Artigo 578º CPP – Recurso por termo ou petição.

Art. 578.  O recurso será interposto por petição ou por termo nos autos, assinado pelo recorrente ou por seu representante.
    § 1o  Não sabendo ou não podendo o réu assinar o nome, o termo será assinado por alguém, a seu rogo, na presença de duas testemunhas.
    § 2o  A petição de interposição de recurso, com o despacho do juiz, será, até o dia seguinte ao último do prazo, entregue ao escrivão, que certificará no termo da juntada a data da entrega.
    § 3o  Interposto por termo o recurso, o escrivão, sob pena de suspensão por dez a trinta dias, fará conclusos os autos ao juiz, até o dia seguinte ao último do prazo.

O procedimento do recurso

Juízo de admissibilidade e juízo de mérito: Interposto o recurso perante o juízo de primeira instância, é realizado pelo magistrado o juízo de admissibilidade, ou seja, é examinado se a parte possui o direito de recorrer (se a parte é sucumbente, se o recurso é tempestivo e se estão cumpridas as formalidades legais).
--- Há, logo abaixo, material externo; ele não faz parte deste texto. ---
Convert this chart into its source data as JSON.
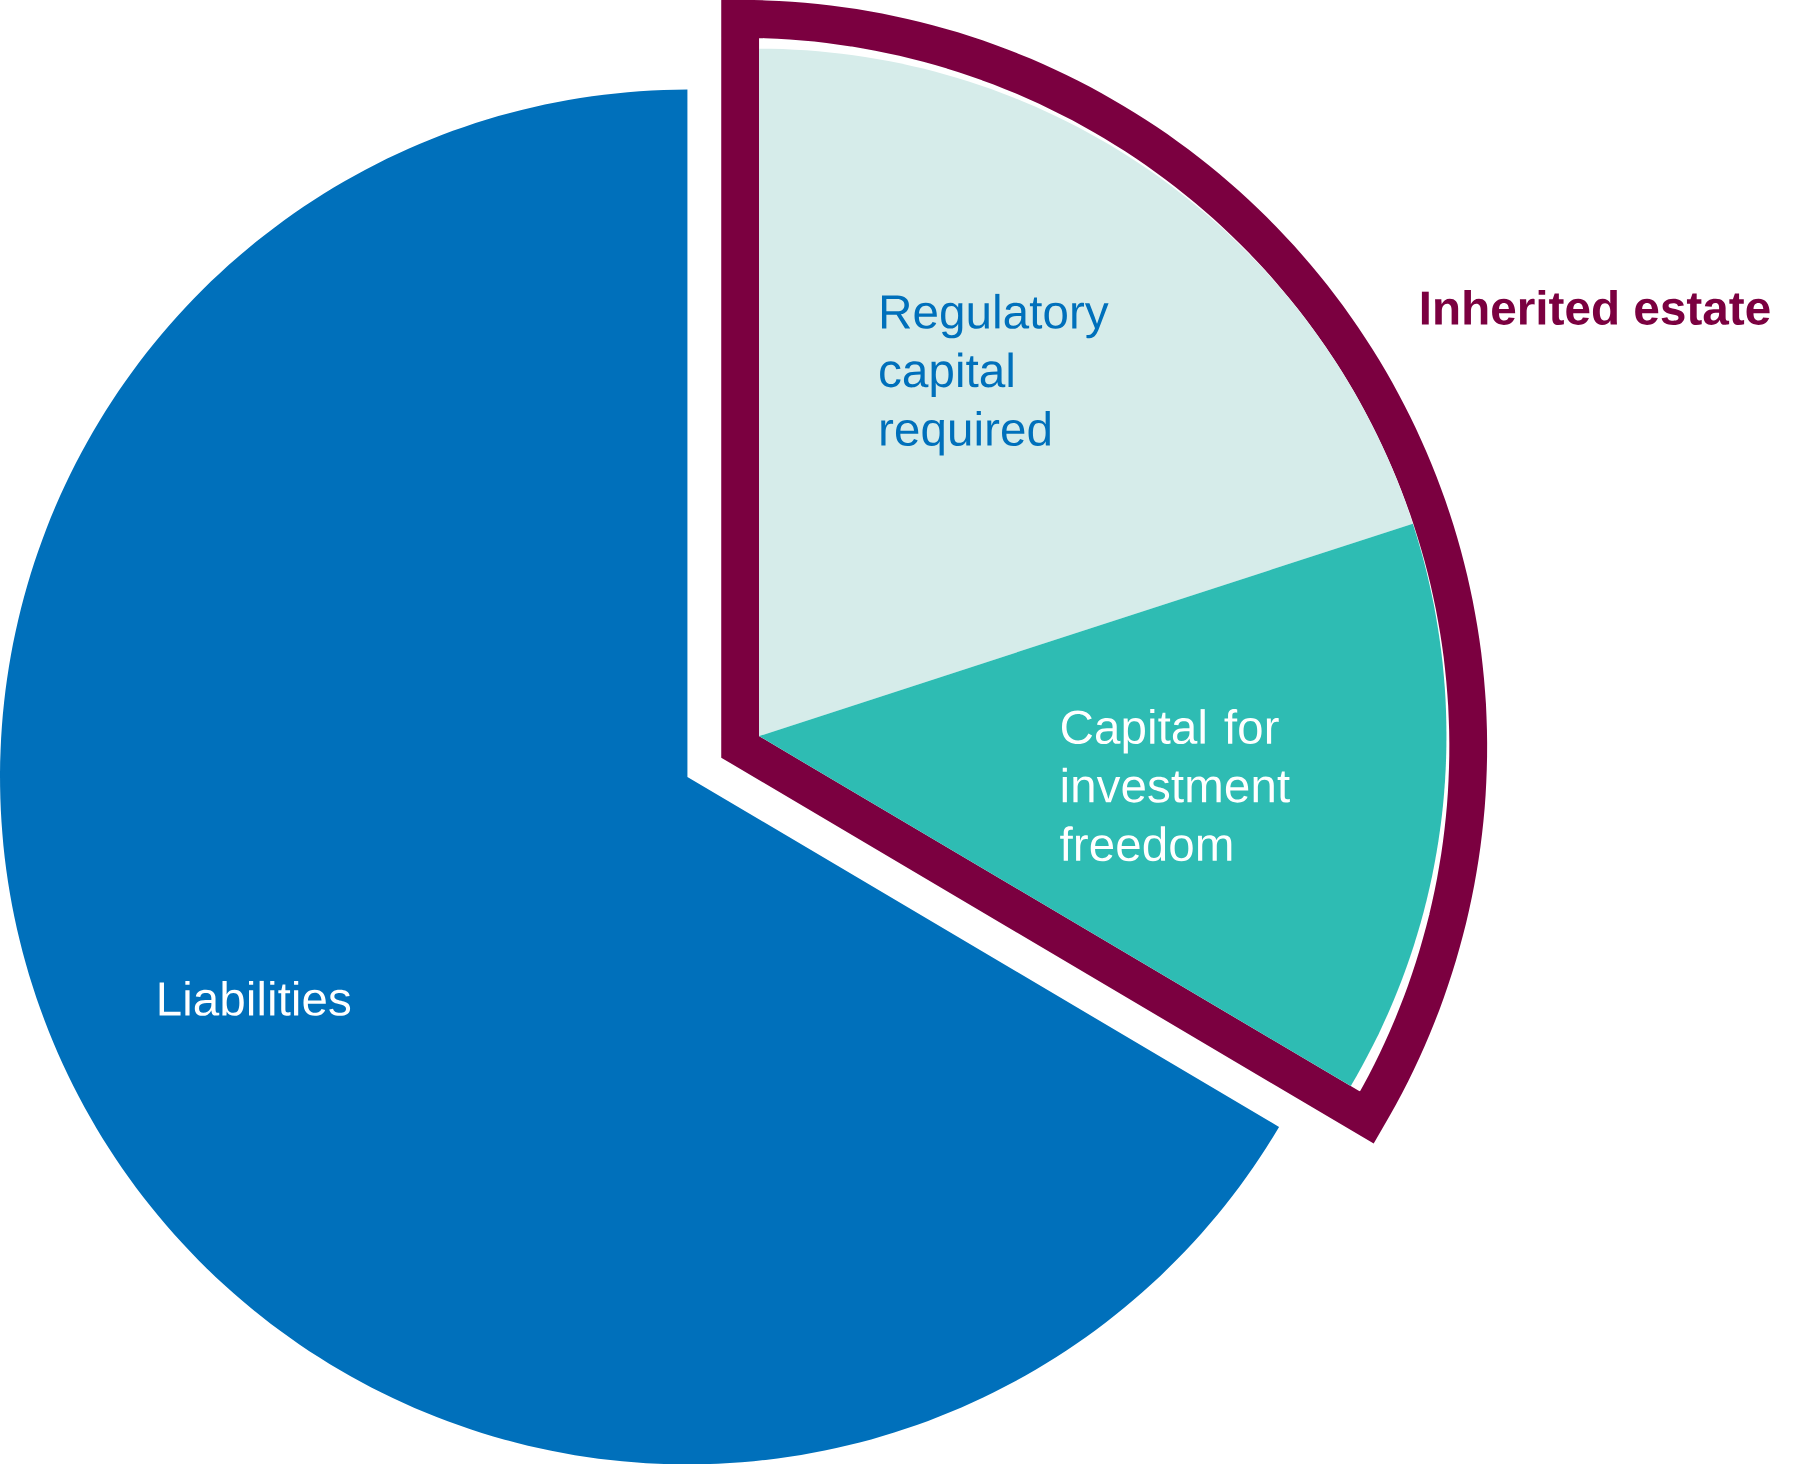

Se for dado seguimento ao recurso, é porque ele foi admitido ou conhecido. Caso contrário, é porque foi inadmitido ou não conhecido. Em se tratando de recurso de apelação, contra essa decisão caberá recurso em sentido estrito com fundamento no artigo 581, inciso XV. Chegando ao tribunal, o recurso passará por novo juízo de admissibilidade. Sendo conhecido será julgado e poderá ser provido, provido em parte ou improvido, modificando ou anulando a decisão recorrida.
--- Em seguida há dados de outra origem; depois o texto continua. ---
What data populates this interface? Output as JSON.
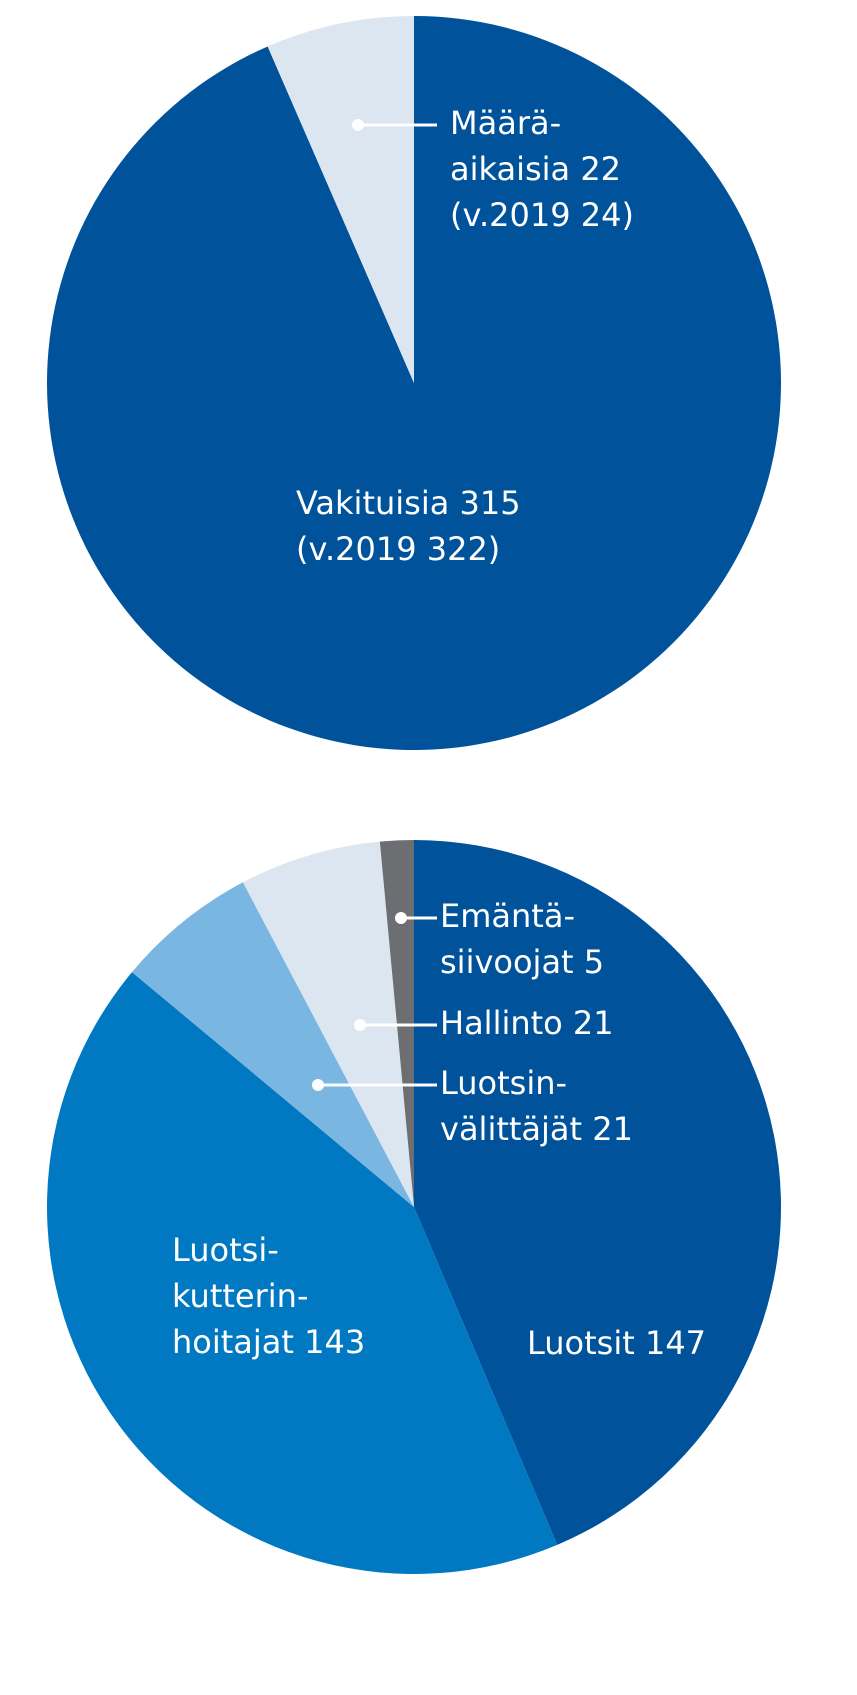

Procedimento: O recurso pode ser interposto por petição ou por termo lançado nos autos. Nada impede, também, que a parte lance manualmente, na própria intimação da decisão, juntamente com sua assinatura, uma simples expressão “recorro”, e ela terá plena validade para fins de processamento do recurso. Vigora aí princípio do duplo grau de jurisdição, o processo deve tender à realização do direito ao recurso. Dessa maneira, petição firmada pelo réu com sua digital, certidão do oficial de justiça contendo manifestação de vontade do acusado, pedido da parte na ata de audiência ou de julgamento, cota nos autos, no mandado, são todas manifestações válidas para recorrer. No que diz respeito ao parágrafo 2º, do artigo 578, não compete à parte buscar perante o juiz sua assinatura de recebimento do recurso. Basta que a parte protocole a petição de recurso em cartório, dentro do prazo em que seu recurso considera-se tempestivo. Sobre essa questão, ver o subtítulo Recurso ao qual não é dado seguimento no prazo, no título Recurso ao qual não é dado seguimento nos prazos legais, em anotações ao artigo 575. Interposto o recurso, ele é encaminhado ao magistrado, que lançará um despacho, recebendo-o (ou não), e a seguir é concedida vista à parte para oferecer razões ao recurso, isso quando as razões já não acompanharem a própria petição de recurso. Na sequência, é aberta vista à parte contrária para contrarrazões. Basicamente é esse, em linhas gerais, o procedimento dos recursos. No caso do recurso de apelação, a parte pode optar por apresentar as suas razões na instância superior (artigo 600, parágrafo 4º). 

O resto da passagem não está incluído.